School board lawyers also slammed one of Deemar’s attorneys for going on television to talk about the motivation for the lawsuit.
“The lawsuit actually is not so much about discriminating against Ms. Deemar . . . this is not about her,” attorney (and Justice Amy Coney Barrett supporter) Kimberly Hermann of the Southeastern Legal Foundation said in the interview. “This is about the district and how it is segregating students and how it is treating them differently because of their race.”
The school construed the quotes as somewhat of an admission that the named plaintiff lacks an injury redressable by the court and therefore has no standing to sue.
Deemar filed court papers on Wednesday to argue that the case should remain alive.
“For over six years now, Evanston/Skokie School District 65 (“District 65”) has engaged in unconscionable race-based programming that threatens the moral and constitutional fibers of its community,” the plaintiff’s argument begins. “Through its policies, curriculum, and training, the District ascribes personal characteristics to entire racial groups. Put simply, it teaches that white people are oppressors and non-white people are oppressed. It treats Plaintiff — and all individuals in the District — differently based solely on the color of their skin. This violates Title VI of the Civil Rights Act and the Equal Protection Clause of the United States Constitution.”

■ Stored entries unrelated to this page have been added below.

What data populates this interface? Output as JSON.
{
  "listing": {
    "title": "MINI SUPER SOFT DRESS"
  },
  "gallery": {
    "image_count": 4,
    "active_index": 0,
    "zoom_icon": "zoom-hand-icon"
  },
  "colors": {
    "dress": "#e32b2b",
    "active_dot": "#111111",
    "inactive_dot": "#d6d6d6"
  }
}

Deemar’s attorneys then attempted to cast doubt on the district’s assertion that Deemar is an improper plaintiff.
“[T]o suggest that Plaintiff has not been personally harmed by the District’s practices because she did not personally attend every objectionable session, or that the District has not created an environment that is hostile to every teacher and student who sets foot on campus, is plainly wrong,” they wrote. “Each time the District assigns moral characteristics to racial groups wholesale, it deliberately fosters a hostile environment for Plaintiff and all members of the District 65 community.”
The plaintiff’s legal team then skewered the school’s attorneys for suggesting that a “noneconomic injury” — alleged racial segregation — is somehow less important than a purely economic injury.
Devon Horton, the school’s superintendent, attracted other controversy last year by announcing that in-person learning slots would go to “marginalized groups first,” a move he said was “about equity for Black and brown students, for special education students, for our LGBTQ students,” Chicago NBC affiliate WMAQ reported last October in the midst of the novel coronavirus pandemic. The superintendent cited an achievement gap among students as his rationale for allowing the aforementioned groups to attend school in person while saying others would be taught remotely.